Este pedido de desculpas público, inédito na história do país, deu-se através de uma carta enviada esta terça-feira (30.06) ao presidente da RDC, Félix Tshisekedi, onde o rei da Bélgica escreveu:

"Gostaria de expressar os mais profundos pesares por essas feridas do passado, cuja dor agora é reacendida pela discriminação ainda presente nas nossas sociedades".

Controverso Leopoldo II

"Na época do Estado Independente do Congo [quando este território africano era propriedade do ex-rei Leopoldo II], foram cometidos atos de violência e crueldade que ainda pesam na nossa memória coletiva", assegurou Filipe, que reina desde 2013.

"O período colonial que se seguiu [o do Congo Belga de 1908 a 1960] também causou sofrimento e humilhação", acrescentou.

O rei Filipe afirmou o compromisso de "combater todas as formas de racismo": "Encorajo a reflexão iniciada pelo nosso parlamento para que a nossa memória seja definitivamente pacificada", continuou.

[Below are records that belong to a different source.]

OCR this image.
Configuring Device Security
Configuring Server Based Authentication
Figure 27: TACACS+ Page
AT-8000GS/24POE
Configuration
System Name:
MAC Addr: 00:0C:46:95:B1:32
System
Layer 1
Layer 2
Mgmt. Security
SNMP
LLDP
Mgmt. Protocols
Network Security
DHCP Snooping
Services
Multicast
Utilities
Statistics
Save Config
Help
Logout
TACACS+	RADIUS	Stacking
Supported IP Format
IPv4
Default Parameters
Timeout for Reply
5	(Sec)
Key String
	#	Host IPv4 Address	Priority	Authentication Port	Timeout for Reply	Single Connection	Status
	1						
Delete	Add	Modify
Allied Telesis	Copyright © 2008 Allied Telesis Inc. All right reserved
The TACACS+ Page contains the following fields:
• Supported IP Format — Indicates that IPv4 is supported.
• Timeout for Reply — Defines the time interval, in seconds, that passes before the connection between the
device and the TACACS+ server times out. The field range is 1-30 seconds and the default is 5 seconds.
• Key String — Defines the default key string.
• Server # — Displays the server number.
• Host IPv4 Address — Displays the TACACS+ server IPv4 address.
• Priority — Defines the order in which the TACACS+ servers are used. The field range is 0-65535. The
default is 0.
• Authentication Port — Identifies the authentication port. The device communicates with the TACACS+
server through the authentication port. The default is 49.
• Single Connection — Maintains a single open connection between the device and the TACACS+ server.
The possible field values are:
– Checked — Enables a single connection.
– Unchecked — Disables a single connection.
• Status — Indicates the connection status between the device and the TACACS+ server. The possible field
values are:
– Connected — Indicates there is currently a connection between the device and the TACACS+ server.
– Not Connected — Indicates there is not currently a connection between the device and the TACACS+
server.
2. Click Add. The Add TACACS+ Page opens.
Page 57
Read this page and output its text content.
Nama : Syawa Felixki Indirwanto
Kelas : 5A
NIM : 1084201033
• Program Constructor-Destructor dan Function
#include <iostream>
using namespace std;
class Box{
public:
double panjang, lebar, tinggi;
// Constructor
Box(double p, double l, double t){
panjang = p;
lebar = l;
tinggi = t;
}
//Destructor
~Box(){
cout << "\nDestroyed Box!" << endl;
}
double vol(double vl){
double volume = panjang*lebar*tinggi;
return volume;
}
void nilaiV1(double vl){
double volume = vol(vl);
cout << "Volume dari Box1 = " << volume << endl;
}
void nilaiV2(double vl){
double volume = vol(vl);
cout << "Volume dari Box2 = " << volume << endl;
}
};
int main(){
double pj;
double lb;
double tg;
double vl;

Por décadas, o monarca Leopoldo II é acusado por alguns ativistas anticoloniais de matar milhões de congoleses.

Príncipe discorda?

Esta carta do rei Filipe sucede a uma declaração polémica proferida pelo seu irmão mais novo, o príncipe Laurent, que diz não acreditar que o rei Leopoldo II "tenha feito sofrer a população" da atual República Democrática Congo.

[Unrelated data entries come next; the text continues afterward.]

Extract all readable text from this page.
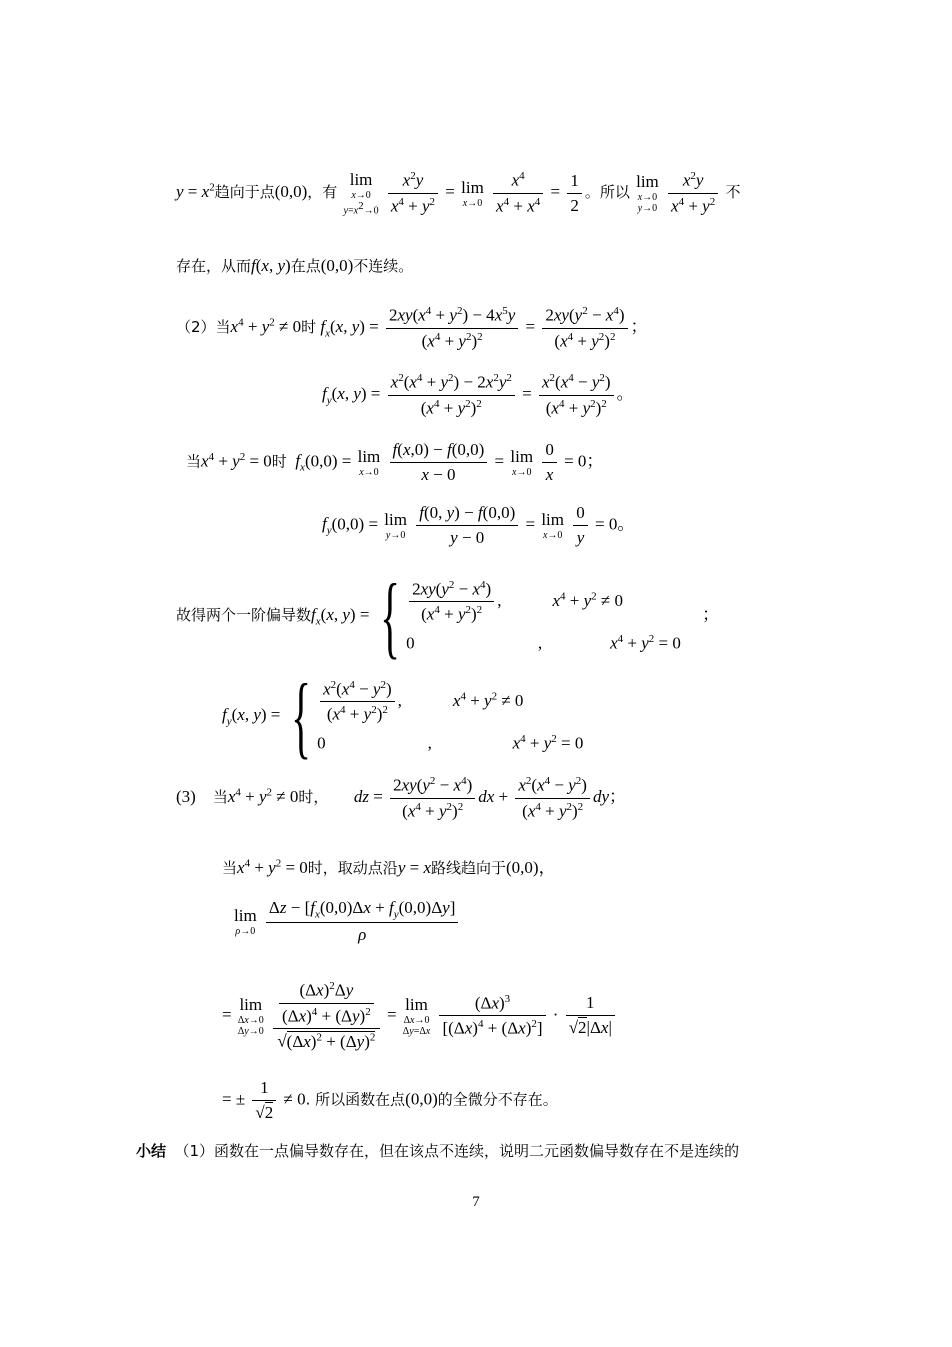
$y = x^2$趋向于点(0,0)，有
lim
x→0
$y=x^2\to 0$
$\frac{x^2y}{x^4 + y^2} = \lim$
x→0
$\frac{x^4}{x^4 + x^4} = \frac{1}{2}$ 。所以
lim
x→0
y→0
$\frac{x^2y}{x^4 + y^2}$ 不
存在，从而f(x, y)在点(0,0)不连续。
（2）当$x^4 + y^2 \ne 0$时 $f_x(x$, $y) = \frac{2xy(x^4 + y^2) - 4x^5y}{(x^4 + y^2)^2} = \frac{2xy(y^2 - x^4)}{(x^4 + y^2)^2}$ ；
$f_y(x$, $y) = \frac{x^2(x^4 + y^2) - 2x^2y^2}{(x^4 + y^2)^2} = \frac{x^2(x^4 - y^2)}{(x^4 + y^2)^2}$ 。
当$x^4 + y^2 = 0$时 $f_x(0,0) = \lim$
x→0
$\frac{f(x,0) - f(0,0)}{x - 0} = \lim$
x→0
$\frac{0}{x} = 0$；
$f_y(0,0) = \lim$
y→0
$\frac{f(0, y) - f(0,0)}{y - 0} = \lim$
x→0
$\frac{0}{y} = 0$。
故得两个一阶偏导数$f_x(x$, y) = { $\frac{2xy(y^2 - x^4)}{(x^4 + y^2)^2}$ ,            $x^4 + y^2 \ne 0$
0                             ,                $x^4 + y^2 = 0$
；
$f_y(x$, y) = { $\frac{x^2(x^4 - y^2)}{(x^4 + y^2)^2}$ ,            $x^4 + y^2 \ne 0$
0                        ,                   $x^4 + y^2 = 0$
(3) 当$x^4 + y^2 \ne 0$时， dz = $\frac{2xy(y^2 - x^4)}{(x^4 + y^2)^2}$ dx + $\frac{x^2(x^4 - y^2)}{(x^4 + y^2)^2}$ dy；
当$x^4 + y^2 = 0$时，取动点沿y = x路线趋向于(0,0)，
lim
ρ→0
$\frac{\Delta z - [f_x(0,0)\Delta x + f_y(0,0)\Delta y]}{\rho}$
=
lim
Δx→0
Δy→0
$\frac{\frac{(\Delta x)^2\Delta y}{(\Delta x)^4 + (\Delta y)^2}}{√(\Delta x)^2 + (\Delta y)^2}$ =
lim
Δx→0
Δy=Δx
$\frac{(\Delta x)^3}{[(\Delta x)^4 + (\Delta x)^2]} \cdot \frac{1}{√2|\Delta x|}$
= ± $\frac{1}{√2} \ne 0$. 所以函数在点(0,0)的全微分不存在。
小结 （1）函数在一点偏导数存在，但在该点不连续，说明二元函数偏导数存在不是连续的
7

Numa entrevista ao jornal local Sudpresse citada pela agência belga de notícias a 12 de junho, o príncipe adiantou que Leopoldo II nunca esteve pessoalmente no Congo, pelo que não compreende as acusações dirigidas ao antigo rei da Bélgica.

"Devem saber que houve muitas pessoas que trabalharam para Leopoldo II e que realmente abusaram, mas isso não significa que Leopoldo II tenha abusado. Ele nunca foi pessoalmente ao Congo, por isso não vejo como ele poderia fazer sofrer as pessoas de lá", disse Laurent.

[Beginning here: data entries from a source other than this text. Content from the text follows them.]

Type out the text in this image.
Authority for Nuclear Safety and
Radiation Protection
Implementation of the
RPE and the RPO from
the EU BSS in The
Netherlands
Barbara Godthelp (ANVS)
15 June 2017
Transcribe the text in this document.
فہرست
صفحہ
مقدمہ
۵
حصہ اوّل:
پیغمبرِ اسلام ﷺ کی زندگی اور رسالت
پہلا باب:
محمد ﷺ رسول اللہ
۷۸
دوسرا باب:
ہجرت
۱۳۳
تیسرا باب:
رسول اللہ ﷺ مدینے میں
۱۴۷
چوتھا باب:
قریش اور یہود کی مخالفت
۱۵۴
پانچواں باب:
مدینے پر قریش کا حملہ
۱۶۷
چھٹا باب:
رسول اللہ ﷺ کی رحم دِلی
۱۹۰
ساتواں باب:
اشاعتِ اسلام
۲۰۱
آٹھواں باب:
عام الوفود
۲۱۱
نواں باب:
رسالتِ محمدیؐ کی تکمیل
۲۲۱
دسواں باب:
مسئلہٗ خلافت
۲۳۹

O príncipe acrescentou ainda que "pede sempre desculpa" pelas ações dos europeus quando se reúne com chefes de Estado africanos.

Estátua retirada

A estátua de Leopoldo II em Antuérpia, no norte da Bélgica, foi uma das muitas figuras de colonizadores que foram vandalizadas um pouco por todo o mundo na sequência dos protestos que se seguiram à morte de George Floyd – o segurança morto por policiais nos Estados Unidos.

A estátua teve de ser retirada de uma praça pública da cidade e movida para um museu local, o Middelheim, a 9 de junho, segundo foi noticiada pela agência AFP.

Apesar de a transferência do monumento estar prevista para 2023, as autoridades da cidade tiveram de antecipa-la porque a estátua foi "seriamente vandalizada”, segundo Johan Vermant, porta-voz do presidente da câmara de Antuérpia.